Изабелла изумленно посмотрела на него. Такой реакции она никак не ожидала.
— Ведь это чудо, Изабелла, величайшее чудо и таинство во всей вселенной. А ты хочешь его уничтожить. Это же наш ребенок, Изабелла. Это новая жизнь, новая, прекрасная жизнь, созданная нашей любовью. Неужели ты этого не понимаешь? — Он наклонился к ней и взял за руку, и она увидела, как теплеют его глаза. — Это то, что мы вместе создали, наше общее чудо. И принадлежит нам обоим, нашей любви.
— Значит, ты на меня не сердишься? — спросила неуверенно. — Я думала, ты рассердишься.
— Я горд и признателен, — прошептал он. — Я люблю тебя. Ты мне бесконечно, бесконечно дорога. — Поднял ее руки, держа за запястья, и бережно положил их ей на живот. — И я люблю то, что там внутри; оно столь же дорого мне, как и ты. — Наконец-то он произнес эти слова. «Я люблю тебя», — он так и сказал.
— О Рамон, — слезы застилали ей глаза, — ты такой замечательный, такой нежный, такой добрый. Это настоящее чудо, что мне посчастливилось повстречать такого человека, как ты.
— И ты родишь мне ребенка, любимая моя.
— О да! Тысячу раз да, любимый. Я так счастлива и горда. — Вся ее нерешительность вмиг испарилась, уступив место столь радужным надеждам, что рядом с ними все прочее не имело никакого значения.

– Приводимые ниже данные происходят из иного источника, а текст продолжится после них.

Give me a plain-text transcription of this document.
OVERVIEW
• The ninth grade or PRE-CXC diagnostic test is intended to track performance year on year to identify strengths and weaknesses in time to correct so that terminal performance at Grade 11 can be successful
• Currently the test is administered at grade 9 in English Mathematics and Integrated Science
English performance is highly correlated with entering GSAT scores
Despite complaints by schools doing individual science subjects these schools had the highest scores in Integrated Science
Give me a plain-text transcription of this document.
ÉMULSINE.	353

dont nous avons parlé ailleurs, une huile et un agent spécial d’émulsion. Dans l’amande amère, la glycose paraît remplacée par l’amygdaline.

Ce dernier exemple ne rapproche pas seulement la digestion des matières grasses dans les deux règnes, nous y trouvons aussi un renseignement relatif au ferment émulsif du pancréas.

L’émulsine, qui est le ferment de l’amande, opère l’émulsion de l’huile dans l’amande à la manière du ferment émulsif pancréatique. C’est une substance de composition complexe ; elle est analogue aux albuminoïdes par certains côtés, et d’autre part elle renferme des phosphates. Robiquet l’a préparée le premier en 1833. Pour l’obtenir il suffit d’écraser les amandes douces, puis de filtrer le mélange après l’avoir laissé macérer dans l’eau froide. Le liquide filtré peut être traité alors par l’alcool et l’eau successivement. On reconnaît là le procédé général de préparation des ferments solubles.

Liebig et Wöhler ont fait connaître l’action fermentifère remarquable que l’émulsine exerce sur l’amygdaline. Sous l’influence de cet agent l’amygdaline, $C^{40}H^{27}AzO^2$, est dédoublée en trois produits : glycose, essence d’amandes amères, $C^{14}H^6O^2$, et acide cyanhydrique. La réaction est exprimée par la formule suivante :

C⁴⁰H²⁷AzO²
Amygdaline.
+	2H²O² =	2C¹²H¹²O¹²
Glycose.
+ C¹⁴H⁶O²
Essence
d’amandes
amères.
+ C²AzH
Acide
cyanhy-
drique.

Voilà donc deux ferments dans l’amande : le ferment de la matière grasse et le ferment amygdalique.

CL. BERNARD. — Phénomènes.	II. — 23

На тот вечер Рамон достал билеты на фестиваль фламенко в Друри Лейн, но она позвонила ему в банк по личному телефону.
— Рамон, любимый, мне что-то не хочется никуда сегодня идти. Я хочу побыть с тобой наедине. Приготовлю обед. Когда ты вернешься домой, он уже будет на столе, а потом мы послушаем новую запись фон Караяна.
По его голосу поняла, что он не слишком-то обрадовался. Всю неделю предвкушал этот фестиваль. Иногда он вел себя как испанец. Даже настоял на том, чтобы она начала изучать испанский язык, и подарил ей набор пластинок с лингафонным курсом. Но она противилась, пустив в ход весь набор своих самых бессовестных уловок, и в конце концов он капитулировал.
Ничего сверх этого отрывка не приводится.